To show that $3^{2012} + 3^{2009}$ is divisible by 12, we will break the proof into steps, examining divisibility by both 3 and 4 (since $12 = 3 \times 4$).

Step 1: Check divisibility by 3

We start by checking the expression $3^{2012} + 3^{2009}$ modulo 3. Since powers of 3 are clearly divisible by 3, both $3^{2012}$ and $3^{2009}$ are divisible by 3. Therefore: $3^{2012} + 3^{2009} \equiv 0 + 0 \equiv 0 \pmod{3}$ Thus, $3^{2012} + 3^{2009}$ is divisible by 3.

Step 2: Check divisibility by 4

Now, we need to check if $3^{2012} + 3^{2009}$ is divisible by 4. To do this, we first observe the behavior of powers of 3 modulo 4: $3^1 \equiv 3 \pmod{4}, \quad 3^2 \equiv 1 \pmod{4}, \quad 3^3 \equiv 3 \pmod{4}, \quad 3^4 \equiv 1 \pmod{4}$ So, the powers of 3 modulo 4 alternate between 3 and 1. Specifically:

• If the exponent is odd, $3^n \equiv 3 \pmod{4}$.
• If the exponent is even, $3^n \equiv 1 \pmod{4}$.

Now, check the two terms in the expression:

• $3^{2012}$: Since 2012 is even, $3^{2012} \equiv 1 \pmod{4}$.
• $3^{2009}$: Since 2009 is odd, $3^{2009} \equiv 3 \pmod{4}$.

Thus: $3^{2012} + 3^{2009} \equiv 1 + 3 \equiv 4 \equiv 0 \pmod{4}$ Therefore, $3^{2012} + 3^{2009}$ is divisible by 4.

Step 3: Conclusion

Since $3^{2012} + 3^{2009}$ is divisible by both 3 and 4, it is divisible by $\text{lcm}(3, 4) = 12$.
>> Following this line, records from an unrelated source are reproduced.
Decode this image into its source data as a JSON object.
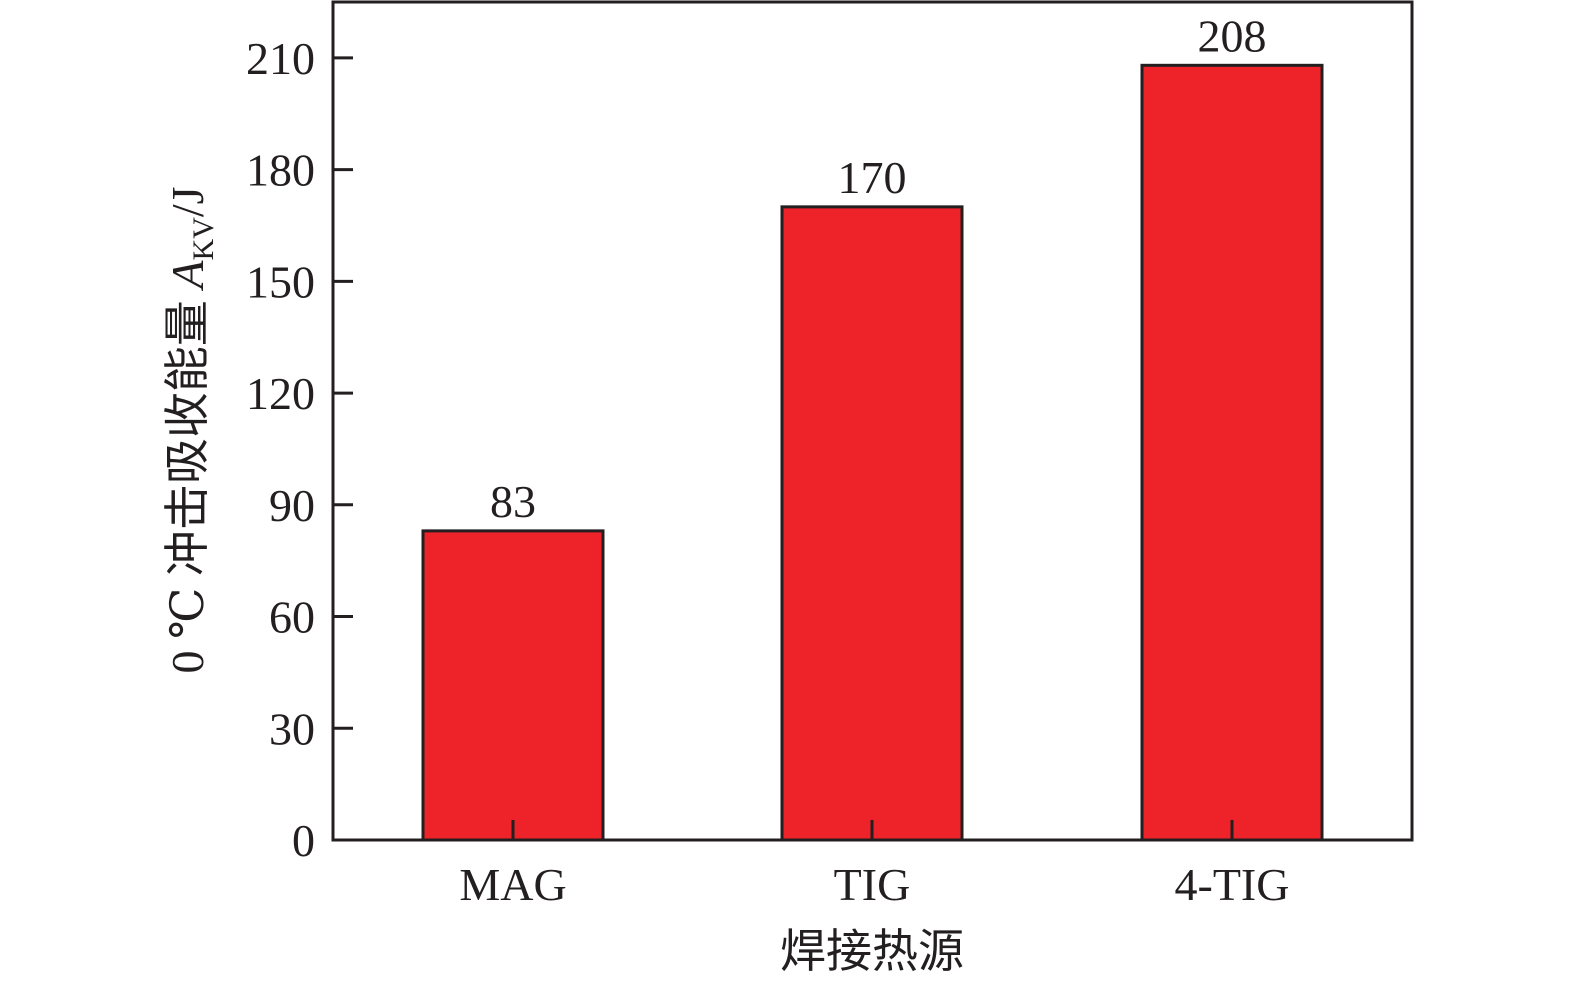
{
  "chart_data": {
    "type": "bar",
    "categories": [
      "MAG",
      "TIG",
      "4-TIG"
    ],
    "values": [
      83,
      170,
      208
    ],
    "data_labels": [
      "83",
      "170",
      "208"
    ],
    "title": "",
    "xlabel": "焊接热源",
    "ylabel": {
      "prefix": "0 ℃ 冲击吸收能量 ",
      "symbol": "A",
      "subscript": "KV",
      "unit": "/J"
    },
    "ylim": [
      0,
      225
    ],
    "yticks": [
      0,
      30,
      60,
      90,
      120,
      150,
      180,
      210
    ],
    "grid": false,
    "legend": "none",
    "bar_color": "#ee2229",
    "axis_color": "#231f20"
  }
}
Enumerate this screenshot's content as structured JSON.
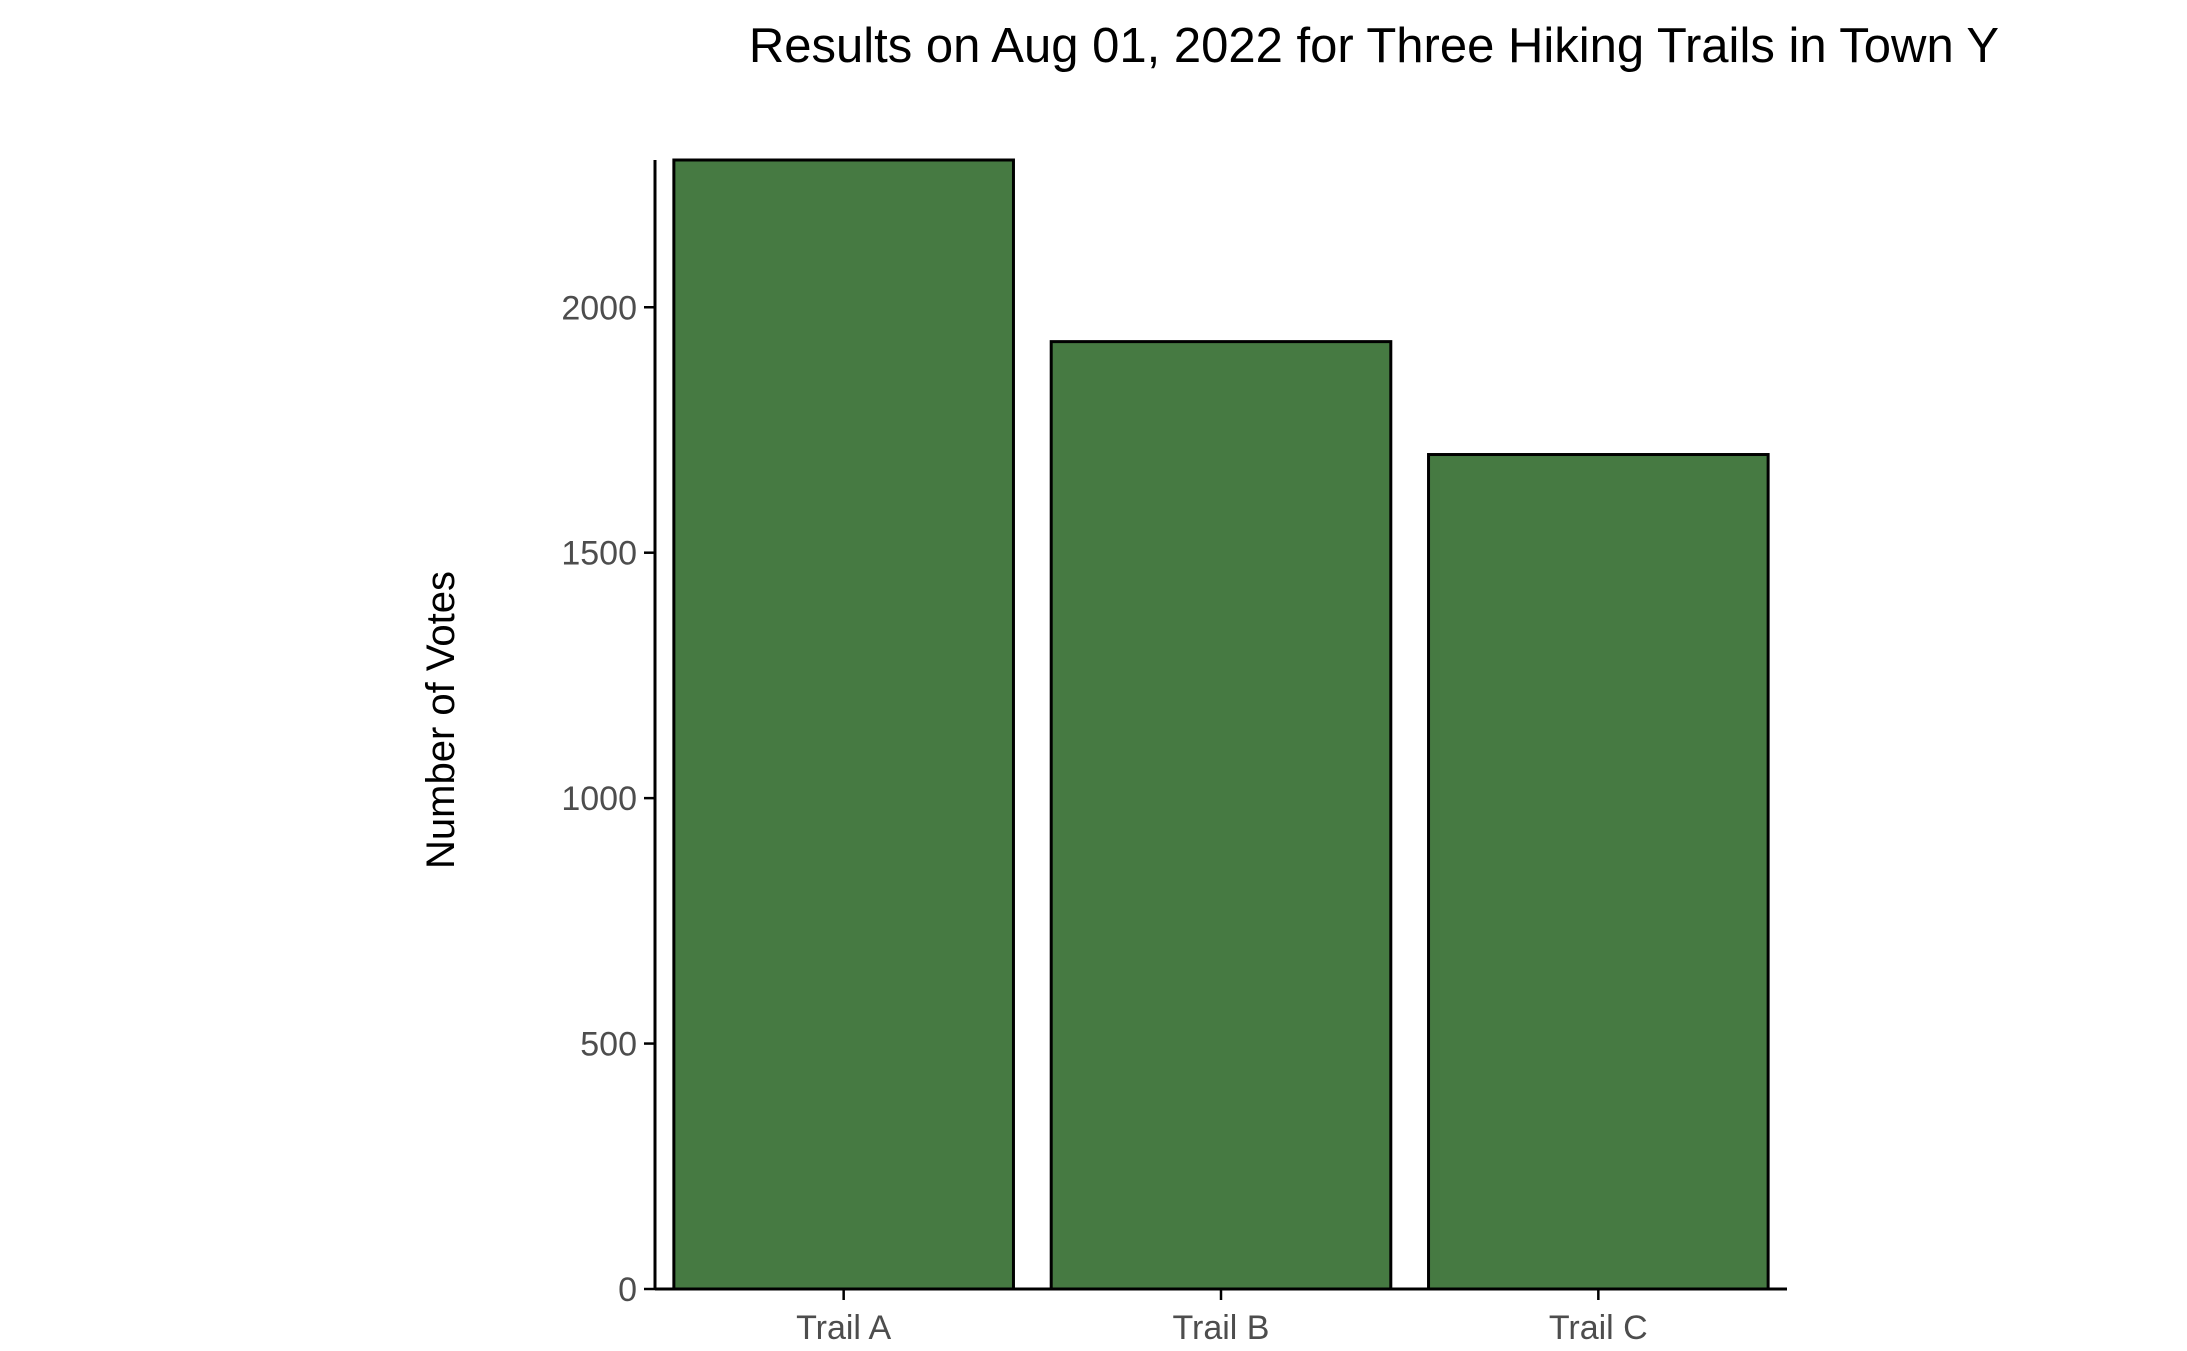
{
  "chart_data": {
    "type": "bar",
    "title": "Results on Aug 01, 2022 for Three Hiking Trails in Town Y",
    "xlabel": "",
    "ylabel": "Number of Votes",
    "categories": [
      "Trail A",
      "Trail B",
      "Trail C"
    ],
    "values": [
      2300,
      1930,
      1700
    ],
    "ylim": [
      0,
      2300
    ],
    "yticks": [
      0,
      500,
      1000,
      1500,
      2000
    ],
    "ytick_labels": [
      "0",
      "500",
      "1000",
      "1500",
      "2000"
    ],
    "grid": false,
    "legend": "none",
    "colors": {
      "bar_fill": "#467A42",
      "bar_stroke": "#000000",
      "axis": "#000000",
      "tick_text": "#4d4d4d"
    }
  }
}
Thus, we have shown that $3^{2012} + 3^{2009}$ is divisible by 12.

Would you like further details on any part of this explanation?

Here are some related questions you might find interesting:

1. How do we determine the pattern of powers of 3 modulo different numbers?
2. Can this method be used to prove divisibility by other numbers?
3. What are some examples of numbers divisible by both 3 and 4?
4. How would the process differ for other bases, such as 2 or 5?
5. How can modular arithmetic help solve other divisibility problems?

Tip: Modular arithmetic is a powerful tool for checking divisibility by specific numbers. It's helpful to identify periodic patterns in powers of numbers modulo smaller divisors like 3, 4, and 5.